I do think it’s a good idea but unfortunately am already a bit overloaded with projects of my own to help build it out. I’ll have to watch from the sidelines for now but hopefully someone can get the ball rolling.

Posted on: April 22, 2007 – 7:02 pm | Comments (0)

The Problem with Custom Installers

While I can appreciate Jesper’s intention to keep the UI simple (an assumption based on his brief post) I can’t endorse the use of custom installers.

First I’ll say this: if you can provide the app as a drag and drop application bundle and copy what ever weird support files you need on first launch, do that. If you truly need to do some sort of install process, please use the built-in install system. It actually has a lot of useful features for users:

  • The ability to show and search the file list which explains where stuff will go.
  • Works well with Apple Remote Desktop allowing system admins to deploy you app to whole labs of Macs with ease.
  • Trust and comfort.

Trust and comfort come from experience. I’ve used this Apple installer many times. I know what’s going to be asked of me, I can examine the end result of the install (ie: the file list) and while the process does involve many clicks they are (after all this experience) brain-dead clicks.

The overall problem with custom installers is that they make you think. You have to be just a little more attentive to what’s going on. Is this such a huge issue to stop the majority of users from evaluating your software? No, but why introduce hesitance?

I am not alone in my uneasiness with custom installers. Many high profile and “power users” look down on them as well. Some of the big boys like Microsoft and Adobe may get away their shenanigans but for the rest of us, the more we follow the expected behavior the more they will like our products.

PS: For building installers friends recommend Iceberg.

Posted on: April 20, 2007 – 4:03 pm | Comments (10)

Interesting ‘Summary’ UI

I spent a good part of today setting up, playing with and blogging about my new Airport Extreme. Part of the process included using the recently revamped AirPort Utility.app.

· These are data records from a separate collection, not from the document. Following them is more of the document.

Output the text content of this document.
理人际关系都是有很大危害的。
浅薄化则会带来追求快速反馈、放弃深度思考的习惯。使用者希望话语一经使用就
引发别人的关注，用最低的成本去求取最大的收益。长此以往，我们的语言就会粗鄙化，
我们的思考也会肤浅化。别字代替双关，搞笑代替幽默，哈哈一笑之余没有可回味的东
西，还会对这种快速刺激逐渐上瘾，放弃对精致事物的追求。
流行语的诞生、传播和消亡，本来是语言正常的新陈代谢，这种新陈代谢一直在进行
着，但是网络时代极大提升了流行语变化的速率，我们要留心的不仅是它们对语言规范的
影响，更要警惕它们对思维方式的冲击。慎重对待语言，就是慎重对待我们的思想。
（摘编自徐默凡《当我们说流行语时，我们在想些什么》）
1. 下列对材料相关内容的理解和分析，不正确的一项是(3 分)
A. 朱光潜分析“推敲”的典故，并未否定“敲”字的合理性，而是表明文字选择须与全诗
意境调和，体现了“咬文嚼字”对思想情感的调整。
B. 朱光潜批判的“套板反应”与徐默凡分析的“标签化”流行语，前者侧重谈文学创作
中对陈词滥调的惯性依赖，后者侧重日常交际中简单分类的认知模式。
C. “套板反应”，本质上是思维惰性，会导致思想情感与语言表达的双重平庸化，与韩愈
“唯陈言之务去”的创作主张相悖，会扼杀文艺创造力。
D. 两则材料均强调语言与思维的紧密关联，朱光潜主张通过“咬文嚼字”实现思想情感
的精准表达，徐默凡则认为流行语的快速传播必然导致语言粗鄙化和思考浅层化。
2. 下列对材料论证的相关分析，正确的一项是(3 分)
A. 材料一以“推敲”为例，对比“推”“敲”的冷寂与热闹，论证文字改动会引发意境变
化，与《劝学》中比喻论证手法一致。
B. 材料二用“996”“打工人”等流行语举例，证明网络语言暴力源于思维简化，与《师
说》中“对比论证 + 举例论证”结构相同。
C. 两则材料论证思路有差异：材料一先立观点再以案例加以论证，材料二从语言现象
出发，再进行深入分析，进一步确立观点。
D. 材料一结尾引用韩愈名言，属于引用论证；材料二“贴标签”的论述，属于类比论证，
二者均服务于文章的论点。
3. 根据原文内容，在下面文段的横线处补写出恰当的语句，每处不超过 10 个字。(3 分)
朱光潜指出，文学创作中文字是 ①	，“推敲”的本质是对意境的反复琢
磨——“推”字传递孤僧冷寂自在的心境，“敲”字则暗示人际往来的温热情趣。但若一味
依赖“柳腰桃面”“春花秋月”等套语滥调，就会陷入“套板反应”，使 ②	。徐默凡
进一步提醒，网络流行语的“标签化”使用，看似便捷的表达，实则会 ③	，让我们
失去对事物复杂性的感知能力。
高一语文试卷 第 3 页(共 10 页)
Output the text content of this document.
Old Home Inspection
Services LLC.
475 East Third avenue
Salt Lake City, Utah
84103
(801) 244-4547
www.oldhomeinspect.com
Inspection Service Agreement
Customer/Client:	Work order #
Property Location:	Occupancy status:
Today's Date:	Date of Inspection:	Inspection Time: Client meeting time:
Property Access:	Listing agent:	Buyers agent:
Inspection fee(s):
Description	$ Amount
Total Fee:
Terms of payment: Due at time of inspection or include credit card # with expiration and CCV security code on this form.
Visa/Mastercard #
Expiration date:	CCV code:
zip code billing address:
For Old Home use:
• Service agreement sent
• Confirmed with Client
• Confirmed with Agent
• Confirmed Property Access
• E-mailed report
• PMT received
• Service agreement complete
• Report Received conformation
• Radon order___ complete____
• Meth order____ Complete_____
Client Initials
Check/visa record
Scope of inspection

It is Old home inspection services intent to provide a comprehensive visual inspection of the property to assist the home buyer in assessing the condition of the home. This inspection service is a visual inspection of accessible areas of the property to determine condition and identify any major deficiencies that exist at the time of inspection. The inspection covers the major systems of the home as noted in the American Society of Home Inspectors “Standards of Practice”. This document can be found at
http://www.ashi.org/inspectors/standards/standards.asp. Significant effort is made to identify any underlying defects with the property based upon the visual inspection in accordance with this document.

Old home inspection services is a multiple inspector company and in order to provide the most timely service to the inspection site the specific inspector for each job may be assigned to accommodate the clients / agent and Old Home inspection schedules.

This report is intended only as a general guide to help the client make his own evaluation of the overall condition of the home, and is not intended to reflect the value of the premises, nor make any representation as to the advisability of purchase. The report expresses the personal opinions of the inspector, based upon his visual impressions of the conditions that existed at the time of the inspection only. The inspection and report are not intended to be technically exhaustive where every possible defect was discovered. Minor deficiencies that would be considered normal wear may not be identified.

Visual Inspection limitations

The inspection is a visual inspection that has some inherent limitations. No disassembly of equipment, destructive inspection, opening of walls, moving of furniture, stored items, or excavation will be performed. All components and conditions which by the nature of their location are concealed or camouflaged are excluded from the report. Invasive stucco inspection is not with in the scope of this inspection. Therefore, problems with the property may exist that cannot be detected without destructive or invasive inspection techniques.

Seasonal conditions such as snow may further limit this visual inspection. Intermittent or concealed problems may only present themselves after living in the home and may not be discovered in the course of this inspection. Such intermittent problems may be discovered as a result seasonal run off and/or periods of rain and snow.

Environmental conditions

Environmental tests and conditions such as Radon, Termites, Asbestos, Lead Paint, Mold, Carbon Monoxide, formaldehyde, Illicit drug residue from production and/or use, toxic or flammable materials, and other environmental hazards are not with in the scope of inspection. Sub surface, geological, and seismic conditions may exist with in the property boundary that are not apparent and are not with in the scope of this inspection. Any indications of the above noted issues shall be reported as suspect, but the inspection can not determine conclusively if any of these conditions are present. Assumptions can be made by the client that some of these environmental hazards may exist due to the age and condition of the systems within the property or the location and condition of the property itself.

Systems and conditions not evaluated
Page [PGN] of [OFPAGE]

While well designed overall I really found the way they approached the need to summarize data interesting.

When you are about to configure the base station it will offer the choice to be assisted or do the setup manually. Clearly when you are doing the setup manually there will be a lot of choices and in a predictable way they split up the fields through a number of standard Aqua tabs. What is unique is the fact that the first tab is a summary view of the whole configuration and as you hover over the labels you can click them and it will take you to the tab that info lives in and put focus on that specific area of the UI.

More useful labels

A short movie of the labels in action.

I can’t say if this is a truly unique UI approach but I can say I’m intrigued by it.